Hello,
I've got a bizarre problem caused by bad UA behaviour:
UA A ---> Kamailio (P) ---> UA B
1. UA A sends initial INVITE through P to B;
2. Kamailio (P) makes some modifications to the From header using uac_replace_from() and passes along to B.
3. B sends an in-dialog request (e.g. BYE or reinvite) to A through P; in doing so, it modifies the To (formerly From) value slightly, replacing the hostname portion in the To URI with a different value to the one that was received in the From header.
4. Kamailio relays this in-dialog request to A, but with an adulterated/clipped/truncated/grammatically invalid To header now.
5. A responds with 400 Bad Request due to invalid To header.
I would not dispute that UA B should not be modifying the remote URI in this manner. But since it does, it gives rise to two questions:
1. Why does Kamailio not simply discard the modified To header and restore the original value stored in the Record-Route rider parameter?

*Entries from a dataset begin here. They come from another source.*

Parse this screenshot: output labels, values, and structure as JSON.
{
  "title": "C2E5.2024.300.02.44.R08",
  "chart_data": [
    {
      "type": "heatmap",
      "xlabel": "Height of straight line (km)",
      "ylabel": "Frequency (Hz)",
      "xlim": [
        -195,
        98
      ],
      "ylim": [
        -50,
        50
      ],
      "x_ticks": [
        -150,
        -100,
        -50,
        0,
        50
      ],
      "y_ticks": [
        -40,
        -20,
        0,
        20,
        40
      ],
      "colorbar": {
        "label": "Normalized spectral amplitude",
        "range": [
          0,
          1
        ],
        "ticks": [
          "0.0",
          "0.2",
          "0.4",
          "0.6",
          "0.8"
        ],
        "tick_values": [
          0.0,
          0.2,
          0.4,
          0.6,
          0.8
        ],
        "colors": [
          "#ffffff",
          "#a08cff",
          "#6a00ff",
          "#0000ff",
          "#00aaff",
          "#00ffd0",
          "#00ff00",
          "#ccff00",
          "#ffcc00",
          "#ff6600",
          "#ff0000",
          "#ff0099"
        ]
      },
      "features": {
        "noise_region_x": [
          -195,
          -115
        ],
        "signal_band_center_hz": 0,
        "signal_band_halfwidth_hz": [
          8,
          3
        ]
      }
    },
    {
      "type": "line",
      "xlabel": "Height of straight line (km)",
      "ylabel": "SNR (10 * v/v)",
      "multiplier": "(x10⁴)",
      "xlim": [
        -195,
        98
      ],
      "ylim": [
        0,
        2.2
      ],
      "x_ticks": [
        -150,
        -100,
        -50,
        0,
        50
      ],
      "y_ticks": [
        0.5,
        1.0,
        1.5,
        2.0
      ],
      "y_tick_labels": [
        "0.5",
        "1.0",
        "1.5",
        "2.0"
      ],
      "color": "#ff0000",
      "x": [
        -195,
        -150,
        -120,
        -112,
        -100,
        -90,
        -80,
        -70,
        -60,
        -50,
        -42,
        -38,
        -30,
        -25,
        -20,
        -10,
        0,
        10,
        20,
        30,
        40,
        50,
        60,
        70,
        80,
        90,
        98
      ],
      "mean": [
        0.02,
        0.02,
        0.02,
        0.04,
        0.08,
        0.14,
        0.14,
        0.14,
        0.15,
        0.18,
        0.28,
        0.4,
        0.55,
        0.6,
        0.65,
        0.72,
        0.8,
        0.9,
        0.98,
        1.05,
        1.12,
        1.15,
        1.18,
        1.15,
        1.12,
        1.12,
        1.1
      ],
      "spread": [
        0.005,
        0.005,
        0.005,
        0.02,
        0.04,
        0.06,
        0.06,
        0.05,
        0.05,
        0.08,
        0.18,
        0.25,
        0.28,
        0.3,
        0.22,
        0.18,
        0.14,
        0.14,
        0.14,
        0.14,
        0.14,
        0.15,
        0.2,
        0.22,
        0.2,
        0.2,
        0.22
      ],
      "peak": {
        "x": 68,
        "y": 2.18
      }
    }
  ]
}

Is it because the Record-Route parameter does not contain the original header value, but rather some data complementary to the current header value?
Or is it because the UAC code takes a checksum of the original remote URI header value and stores it, and just checks it when restoring on principle? If so, what's the motive for that?
2. Wouldn't it be better behaviour to simply reject a request so malformed, rather than passing it on with a corrupt restored value? If Kamailio can detect that the header has been tampered with, why pass it on?